Imagens de um aluno sendo carregado por um colega com uma arma nas mãos foram exibidas durante a sessão plenária, a pedido do deputado Sérgio Guimarães (União). O parlamentar contou que a pistola possivelmente era uma réplica, um brinquedo, mas considera inaceitável que a exibição possa ter ocorrido no interior de um estabelecimento escolar.
O vídeo seria o registro de uma festa de Halloween na Escola de Educação Básica Professora Julia Miranda de Souza, em Navegantes. Indignado, Guimarães buscou explicações para o fato no ambiente da Secretaria de Estado da Educação e no governo. Foi atendido somente pelo secretário da Casa Civil, Kennedy Nunes. E soube que a Coordenadoria Regional de Educação (CRE) de Itajaí levou o episódio à pauta de reunião. “Escola é lugar de ensino, aprendizado e cultura”, disse o parlamentar. “Cenas como essas são inadmissíveis, mesmo que seja um simulacro de arma.”
O colega Jair Miotto (União) reforçou a manifestação, lembrando que é autor de projeto que proíbe músicas com letras que façam apologia a drogas, e de outro, recente, que impede danças de conotações eróticas em ambientes escolares. “Isso precisa ter punição”, avançou o deputado.

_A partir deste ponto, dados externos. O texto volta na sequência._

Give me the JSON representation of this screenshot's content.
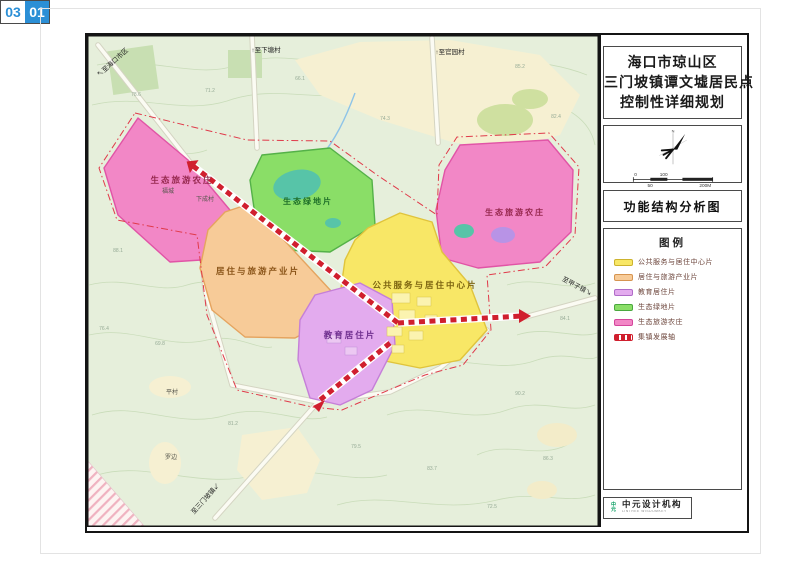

O presidente em exercício da sessão, Marcos da Rosa (União), também fez coro aos colegas de bancada. Ele é autor de projeto de lei que proíbe festas de Halloween nas escolas. Disse que nessas ocasiões são frequentes alunos com imitações de armas brancas, e que essas manifestações não contribuem com o ambiente escolar. “Hoje, cada vez mais se escutam relatos sobre casos de mutilações, jovens com depressão, síndromes de pânico”, disse.
Guimarães encerrou o debate afirmando que espera “providências, o mais rápido possível”.
REFORMA DO CÓDIGO CIVIL
Já o deputado Lunelli (MDB) foi à tribuna para valorizar a moção que apresentou e será encaminhada às duas casas legislativas do Congresso Nacional, contra a tramitação da proposta de reforma do Código Civil apresentada pelo senador Rodrigo Pacheco (PSD/MG).
O parlamentar entende que a matéria precisa ser amplamente discutida em audiências públicas. “O projeto está avançando sem debate, sem audiências, sem ouvir a família brasileira, que será a mais afetada”, avalia Lunelli. Ele entende que uma eventual proposta de modernização do Código não pode resultar na “desconstrução de valores”. E citou como exemplo a possibilidade de separação de um casal com um “divórcio unilateral, sem qualquer mediação”.
Ainda segundo o parlamentar, 70% dos brasileiros acreditam que a família é a base da sociedade. “Essa maioria silenciosa, que trabalha e paga impostos, que sustenta o Brasil, precisa ser ouvida”. Lunelli encerrou dizendo que defende como pilares da sociedade “a família, a moral, a fé e a liberdade.”